Determination of moisture content in honey
One of the methods that is used to determine moisture in honey is the refractive index measurement. This approach is based on the fact that the refractive index of a solution increases with its dissolved total solid content and decreases with its moisture content. The International Honey Commission IHC provides the basis for moisture content calculations of the standards mentioned above as well as the scale provided by the Anton Paar Abbemat refractometer that are in compliance with the international standards. They provide the appropriate conditions for a honey analysis that ensures precise results for high quality products.

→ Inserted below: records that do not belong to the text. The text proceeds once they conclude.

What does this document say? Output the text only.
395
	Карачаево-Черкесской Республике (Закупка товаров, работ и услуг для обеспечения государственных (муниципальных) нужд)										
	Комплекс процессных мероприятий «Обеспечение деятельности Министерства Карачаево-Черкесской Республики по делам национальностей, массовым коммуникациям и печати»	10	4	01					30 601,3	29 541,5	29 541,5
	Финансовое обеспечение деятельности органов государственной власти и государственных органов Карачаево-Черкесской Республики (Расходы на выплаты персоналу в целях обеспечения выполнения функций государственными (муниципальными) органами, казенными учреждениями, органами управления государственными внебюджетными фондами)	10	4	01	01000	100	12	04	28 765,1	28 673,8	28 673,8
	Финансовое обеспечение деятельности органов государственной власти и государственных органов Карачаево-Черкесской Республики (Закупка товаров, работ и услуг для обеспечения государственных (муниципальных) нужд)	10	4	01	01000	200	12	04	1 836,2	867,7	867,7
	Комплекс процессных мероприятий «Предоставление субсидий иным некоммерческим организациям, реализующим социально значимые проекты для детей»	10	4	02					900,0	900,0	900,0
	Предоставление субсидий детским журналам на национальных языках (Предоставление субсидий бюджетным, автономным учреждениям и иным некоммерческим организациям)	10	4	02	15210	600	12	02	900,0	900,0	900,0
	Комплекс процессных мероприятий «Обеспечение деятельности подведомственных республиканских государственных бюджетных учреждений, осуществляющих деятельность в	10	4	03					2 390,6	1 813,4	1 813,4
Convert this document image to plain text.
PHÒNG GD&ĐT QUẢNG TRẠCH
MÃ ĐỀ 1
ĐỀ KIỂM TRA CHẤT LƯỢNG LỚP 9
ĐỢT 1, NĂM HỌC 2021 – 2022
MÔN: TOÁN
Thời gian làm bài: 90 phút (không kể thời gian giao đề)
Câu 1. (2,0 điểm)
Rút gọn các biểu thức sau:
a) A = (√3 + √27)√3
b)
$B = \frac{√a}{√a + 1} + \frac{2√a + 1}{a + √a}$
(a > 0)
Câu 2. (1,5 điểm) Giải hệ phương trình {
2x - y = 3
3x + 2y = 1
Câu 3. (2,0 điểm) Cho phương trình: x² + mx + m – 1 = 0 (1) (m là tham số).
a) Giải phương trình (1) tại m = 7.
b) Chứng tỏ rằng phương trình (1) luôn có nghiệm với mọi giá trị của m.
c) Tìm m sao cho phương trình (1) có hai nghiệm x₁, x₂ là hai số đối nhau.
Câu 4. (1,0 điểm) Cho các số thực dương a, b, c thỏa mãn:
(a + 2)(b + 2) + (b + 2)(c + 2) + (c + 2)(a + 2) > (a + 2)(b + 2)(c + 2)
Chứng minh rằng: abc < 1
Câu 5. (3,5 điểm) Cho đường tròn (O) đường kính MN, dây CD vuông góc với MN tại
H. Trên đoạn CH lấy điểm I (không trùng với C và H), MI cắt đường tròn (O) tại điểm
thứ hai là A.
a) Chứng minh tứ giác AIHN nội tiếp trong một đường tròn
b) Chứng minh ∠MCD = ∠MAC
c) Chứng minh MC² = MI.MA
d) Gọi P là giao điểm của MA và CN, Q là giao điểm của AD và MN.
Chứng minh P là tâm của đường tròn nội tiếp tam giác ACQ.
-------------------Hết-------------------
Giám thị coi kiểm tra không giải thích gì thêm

In order to ensure good honey quality, the honey analysis should be done accurately. The Abbemat refractometers provide an up to six-digit resolution. In addition, the refractive index can be determined with an accuracy of up to +/- 0.008g/100g within a range of up to 0.0-46.0g/100g. Because temperature is of great importance in order to ensure an accurate refractive index measurement, all Abbemat refractometers are equipped with a Peltier temperature control.
All of this contributes to an exact measurement during the moisture analysis in honey and therefore also enhances quality control for producers, packers and merchants as it is a feature criterion for the condition of honey. Moreover, it helps to define the value of this sweet product because a low moisture content will guarantee the long-lasting quality of the honey.